I’ve been a heavy user of ElasticSearch for coming up 7 years now. During that time I’ve used it for a few main usecases: A Search Engine, An APM Solution (after NewRelic started being stupidly expensive), a backend for Jaeger, and as a log storage system. In all of those usecases I’ve really pushed ElasticSearch to its limits, with hundreds of terrabytes of data across dozens of machines and tens of thousands of shards and in all that time I’ve found that it really only works well for one of those situations. Particularly with Elastic’s push towards being anti-user, I wanted to question whether storing log data is a good usecase for ElasticSearch and suggest some better options.
ElasticSearch (actually Lucene but for our purposes here they are interchangable) was designed with the search engine index usecase in mind (and I’ve found it works exceedingly well for this). To that end, it expects documents to follow a relatively static (at least within a given index) structure, and optimises for full text search (notably through the use of a Reverse Index). But are these what we want for log storage? I’d argue no.

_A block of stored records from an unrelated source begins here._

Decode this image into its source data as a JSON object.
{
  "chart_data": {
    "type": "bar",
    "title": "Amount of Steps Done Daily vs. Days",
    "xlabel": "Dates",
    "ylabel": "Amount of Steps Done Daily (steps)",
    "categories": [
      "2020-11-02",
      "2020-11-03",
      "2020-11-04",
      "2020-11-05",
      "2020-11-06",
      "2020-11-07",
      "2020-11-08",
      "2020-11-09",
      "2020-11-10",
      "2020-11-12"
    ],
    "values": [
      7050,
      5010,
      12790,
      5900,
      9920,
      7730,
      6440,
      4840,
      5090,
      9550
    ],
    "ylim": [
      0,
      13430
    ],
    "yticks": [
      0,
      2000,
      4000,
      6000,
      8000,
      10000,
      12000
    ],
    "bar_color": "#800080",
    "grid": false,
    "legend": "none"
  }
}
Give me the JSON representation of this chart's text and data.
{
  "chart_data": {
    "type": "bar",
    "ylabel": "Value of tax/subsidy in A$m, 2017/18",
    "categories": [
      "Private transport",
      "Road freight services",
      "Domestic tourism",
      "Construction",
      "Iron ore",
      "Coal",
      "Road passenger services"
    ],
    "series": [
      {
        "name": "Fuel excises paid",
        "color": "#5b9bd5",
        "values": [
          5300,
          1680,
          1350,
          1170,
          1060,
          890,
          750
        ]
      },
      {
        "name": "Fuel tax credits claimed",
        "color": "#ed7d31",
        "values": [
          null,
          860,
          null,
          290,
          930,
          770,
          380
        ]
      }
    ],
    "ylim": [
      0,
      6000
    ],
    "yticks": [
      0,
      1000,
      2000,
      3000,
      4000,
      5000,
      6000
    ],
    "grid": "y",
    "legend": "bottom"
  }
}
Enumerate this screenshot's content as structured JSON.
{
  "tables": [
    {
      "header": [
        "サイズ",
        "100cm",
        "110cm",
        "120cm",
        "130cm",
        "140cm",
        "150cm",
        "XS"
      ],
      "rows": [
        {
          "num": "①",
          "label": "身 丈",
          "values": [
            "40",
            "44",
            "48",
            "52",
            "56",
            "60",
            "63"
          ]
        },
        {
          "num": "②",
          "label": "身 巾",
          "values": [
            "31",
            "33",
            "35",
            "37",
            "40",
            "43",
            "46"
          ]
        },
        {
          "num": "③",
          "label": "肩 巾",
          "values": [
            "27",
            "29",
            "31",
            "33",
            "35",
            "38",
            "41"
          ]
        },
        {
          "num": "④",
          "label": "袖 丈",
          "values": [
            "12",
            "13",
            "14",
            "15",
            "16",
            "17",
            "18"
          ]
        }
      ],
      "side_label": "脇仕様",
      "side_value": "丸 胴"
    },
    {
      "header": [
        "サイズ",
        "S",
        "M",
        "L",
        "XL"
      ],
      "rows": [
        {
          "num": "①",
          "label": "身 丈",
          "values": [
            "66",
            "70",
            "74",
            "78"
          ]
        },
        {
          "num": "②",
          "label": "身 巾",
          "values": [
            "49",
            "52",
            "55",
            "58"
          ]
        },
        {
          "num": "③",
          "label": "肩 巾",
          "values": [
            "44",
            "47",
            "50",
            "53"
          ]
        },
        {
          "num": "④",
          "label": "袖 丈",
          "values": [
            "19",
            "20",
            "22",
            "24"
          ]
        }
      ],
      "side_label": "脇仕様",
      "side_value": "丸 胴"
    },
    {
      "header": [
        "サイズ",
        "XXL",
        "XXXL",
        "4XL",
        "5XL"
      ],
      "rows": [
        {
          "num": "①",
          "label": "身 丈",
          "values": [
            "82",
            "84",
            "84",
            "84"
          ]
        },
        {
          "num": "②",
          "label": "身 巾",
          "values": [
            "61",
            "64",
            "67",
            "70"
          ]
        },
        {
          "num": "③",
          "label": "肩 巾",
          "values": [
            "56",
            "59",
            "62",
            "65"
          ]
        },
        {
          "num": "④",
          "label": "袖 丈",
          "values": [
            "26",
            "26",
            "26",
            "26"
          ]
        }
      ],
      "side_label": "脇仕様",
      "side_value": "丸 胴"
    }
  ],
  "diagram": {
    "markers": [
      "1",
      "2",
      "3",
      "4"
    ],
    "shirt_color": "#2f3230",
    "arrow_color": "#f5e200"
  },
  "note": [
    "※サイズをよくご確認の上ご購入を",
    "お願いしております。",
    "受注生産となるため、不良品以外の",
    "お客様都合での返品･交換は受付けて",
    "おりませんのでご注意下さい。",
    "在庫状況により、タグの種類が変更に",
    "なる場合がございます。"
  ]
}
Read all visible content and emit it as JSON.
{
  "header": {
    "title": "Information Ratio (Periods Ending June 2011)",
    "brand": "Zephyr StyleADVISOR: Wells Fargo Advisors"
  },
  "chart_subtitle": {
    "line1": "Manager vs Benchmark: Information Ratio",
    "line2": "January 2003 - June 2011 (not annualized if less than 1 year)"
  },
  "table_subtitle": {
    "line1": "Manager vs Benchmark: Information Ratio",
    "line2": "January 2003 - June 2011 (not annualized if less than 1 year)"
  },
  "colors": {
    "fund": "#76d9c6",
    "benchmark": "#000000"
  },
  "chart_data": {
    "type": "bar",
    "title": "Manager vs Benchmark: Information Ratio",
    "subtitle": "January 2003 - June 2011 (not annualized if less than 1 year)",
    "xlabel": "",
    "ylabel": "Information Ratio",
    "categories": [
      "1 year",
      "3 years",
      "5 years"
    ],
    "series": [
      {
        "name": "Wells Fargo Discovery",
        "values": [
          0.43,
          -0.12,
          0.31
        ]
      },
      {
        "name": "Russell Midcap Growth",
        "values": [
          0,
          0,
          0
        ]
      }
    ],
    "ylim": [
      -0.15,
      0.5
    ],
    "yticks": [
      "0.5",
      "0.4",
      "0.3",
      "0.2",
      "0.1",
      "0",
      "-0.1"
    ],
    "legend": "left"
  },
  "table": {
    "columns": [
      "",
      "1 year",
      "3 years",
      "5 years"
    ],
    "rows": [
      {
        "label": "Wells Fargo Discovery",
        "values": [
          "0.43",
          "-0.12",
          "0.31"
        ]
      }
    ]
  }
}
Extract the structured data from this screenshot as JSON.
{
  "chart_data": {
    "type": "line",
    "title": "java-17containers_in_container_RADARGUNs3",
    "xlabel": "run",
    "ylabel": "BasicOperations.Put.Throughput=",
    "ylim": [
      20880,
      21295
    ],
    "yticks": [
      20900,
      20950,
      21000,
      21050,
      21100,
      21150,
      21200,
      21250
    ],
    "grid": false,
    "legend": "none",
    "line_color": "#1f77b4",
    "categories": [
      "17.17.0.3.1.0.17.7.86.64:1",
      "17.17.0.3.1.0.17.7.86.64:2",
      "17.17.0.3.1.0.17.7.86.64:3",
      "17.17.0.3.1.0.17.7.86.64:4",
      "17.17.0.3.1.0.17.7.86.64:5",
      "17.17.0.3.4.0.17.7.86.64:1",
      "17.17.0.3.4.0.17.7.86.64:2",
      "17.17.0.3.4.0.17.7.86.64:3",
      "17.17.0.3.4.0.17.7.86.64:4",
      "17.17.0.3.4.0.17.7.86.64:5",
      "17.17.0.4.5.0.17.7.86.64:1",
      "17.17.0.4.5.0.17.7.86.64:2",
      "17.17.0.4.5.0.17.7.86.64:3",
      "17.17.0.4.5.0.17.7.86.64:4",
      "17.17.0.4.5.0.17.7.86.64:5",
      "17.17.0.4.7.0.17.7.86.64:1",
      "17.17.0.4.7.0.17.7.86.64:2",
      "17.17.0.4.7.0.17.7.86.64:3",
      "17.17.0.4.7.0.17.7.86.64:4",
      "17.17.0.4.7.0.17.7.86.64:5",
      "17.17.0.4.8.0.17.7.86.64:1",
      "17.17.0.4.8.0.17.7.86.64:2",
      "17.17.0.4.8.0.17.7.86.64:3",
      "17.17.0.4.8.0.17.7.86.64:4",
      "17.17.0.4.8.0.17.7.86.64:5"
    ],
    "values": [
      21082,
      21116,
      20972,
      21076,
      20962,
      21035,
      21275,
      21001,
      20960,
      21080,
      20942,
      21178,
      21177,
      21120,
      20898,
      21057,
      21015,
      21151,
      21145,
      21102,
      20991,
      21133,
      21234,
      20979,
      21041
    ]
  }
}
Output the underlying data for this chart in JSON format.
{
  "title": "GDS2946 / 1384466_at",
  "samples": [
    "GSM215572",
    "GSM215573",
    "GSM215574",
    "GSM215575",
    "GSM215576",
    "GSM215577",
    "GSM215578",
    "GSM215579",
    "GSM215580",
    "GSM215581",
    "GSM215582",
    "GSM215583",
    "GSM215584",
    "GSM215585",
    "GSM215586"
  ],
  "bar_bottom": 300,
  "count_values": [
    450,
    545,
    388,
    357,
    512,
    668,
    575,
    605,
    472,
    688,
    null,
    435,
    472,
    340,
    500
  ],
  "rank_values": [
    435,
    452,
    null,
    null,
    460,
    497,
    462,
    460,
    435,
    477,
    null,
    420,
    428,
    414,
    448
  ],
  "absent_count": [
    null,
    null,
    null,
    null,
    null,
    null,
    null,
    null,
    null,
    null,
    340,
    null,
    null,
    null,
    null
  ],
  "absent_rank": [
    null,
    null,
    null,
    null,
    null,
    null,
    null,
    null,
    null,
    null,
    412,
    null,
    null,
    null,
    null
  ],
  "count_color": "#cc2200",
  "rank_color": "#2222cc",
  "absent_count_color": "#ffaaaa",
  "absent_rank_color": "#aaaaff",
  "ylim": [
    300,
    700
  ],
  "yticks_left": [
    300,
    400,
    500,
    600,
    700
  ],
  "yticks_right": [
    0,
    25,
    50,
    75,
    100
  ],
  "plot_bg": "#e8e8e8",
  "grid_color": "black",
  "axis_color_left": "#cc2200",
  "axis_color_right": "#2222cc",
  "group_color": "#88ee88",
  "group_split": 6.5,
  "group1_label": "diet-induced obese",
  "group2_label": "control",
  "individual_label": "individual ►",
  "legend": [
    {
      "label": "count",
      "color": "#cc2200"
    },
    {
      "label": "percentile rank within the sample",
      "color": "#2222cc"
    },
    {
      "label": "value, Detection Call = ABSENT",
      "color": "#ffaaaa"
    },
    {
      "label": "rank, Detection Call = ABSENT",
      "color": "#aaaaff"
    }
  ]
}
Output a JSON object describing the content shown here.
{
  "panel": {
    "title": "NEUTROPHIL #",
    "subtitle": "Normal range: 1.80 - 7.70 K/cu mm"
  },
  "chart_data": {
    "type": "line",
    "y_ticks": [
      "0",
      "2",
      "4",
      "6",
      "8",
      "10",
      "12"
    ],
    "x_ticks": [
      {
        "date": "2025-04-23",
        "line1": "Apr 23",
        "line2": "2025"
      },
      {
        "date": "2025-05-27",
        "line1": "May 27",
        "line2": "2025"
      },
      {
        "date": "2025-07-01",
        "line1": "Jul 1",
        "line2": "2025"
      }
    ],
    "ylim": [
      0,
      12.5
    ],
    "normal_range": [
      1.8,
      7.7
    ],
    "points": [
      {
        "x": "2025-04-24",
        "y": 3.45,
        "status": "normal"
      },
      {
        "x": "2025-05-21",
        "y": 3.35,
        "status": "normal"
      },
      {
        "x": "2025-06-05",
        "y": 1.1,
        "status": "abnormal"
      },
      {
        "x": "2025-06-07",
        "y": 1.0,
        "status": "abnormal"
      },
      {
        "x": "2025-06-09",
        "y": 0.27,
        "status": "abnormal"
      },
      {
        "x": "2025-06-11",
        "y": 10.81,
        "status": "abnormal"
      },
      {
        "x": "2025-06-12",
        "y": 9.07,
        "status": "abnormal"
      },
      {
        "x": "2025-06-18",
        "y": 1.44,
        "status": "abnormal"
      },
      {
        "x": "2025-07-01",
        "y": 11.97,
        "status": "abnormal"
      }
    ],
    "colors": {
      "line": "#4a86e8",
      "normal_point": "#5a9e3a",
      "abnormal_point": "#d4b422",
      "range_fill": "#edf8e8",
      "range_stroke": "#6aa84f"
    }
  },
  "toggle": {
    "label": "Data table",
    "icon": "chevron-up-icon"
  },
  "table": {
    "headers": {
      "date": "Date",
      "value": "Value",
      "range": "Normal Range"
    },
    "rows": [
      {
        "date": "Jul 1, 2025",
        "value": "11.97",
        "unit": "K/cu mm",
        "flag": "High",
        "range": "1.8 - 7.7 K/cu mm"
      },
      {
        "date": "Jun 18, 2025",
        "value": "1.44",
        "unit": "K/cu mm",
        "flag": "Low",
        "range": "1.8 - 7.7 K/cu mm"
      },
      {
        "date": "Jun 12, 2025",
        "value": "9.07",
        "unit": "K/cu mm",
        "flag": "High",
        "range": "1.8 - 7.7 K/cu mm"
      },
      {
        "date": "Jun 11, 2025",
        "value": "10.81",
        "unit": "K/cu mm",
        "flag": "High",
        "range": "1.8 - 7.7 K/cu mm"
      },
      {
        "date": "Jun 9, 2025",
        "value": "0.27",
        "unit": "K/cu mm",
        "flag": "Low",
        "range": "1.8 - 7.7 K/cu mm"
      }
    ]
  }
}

In a large company, you generally find many different services logging many different types of things. If you’re using structured logging then this means many different teams logging many different field names. In order to not place too much of a burden on your users, you’re probably using something like dynamic mappings to dynamically update your index mapping whenever a new field is seen. This works fine, until one day your index just suddenly stops accepting new documents. You’ve hit your maximum number of fields per index. You bump that and continue on, but it’ll keep happening. And what’s worse, your search performance will degrade more and more, with your index size bloating as more fields are in the index.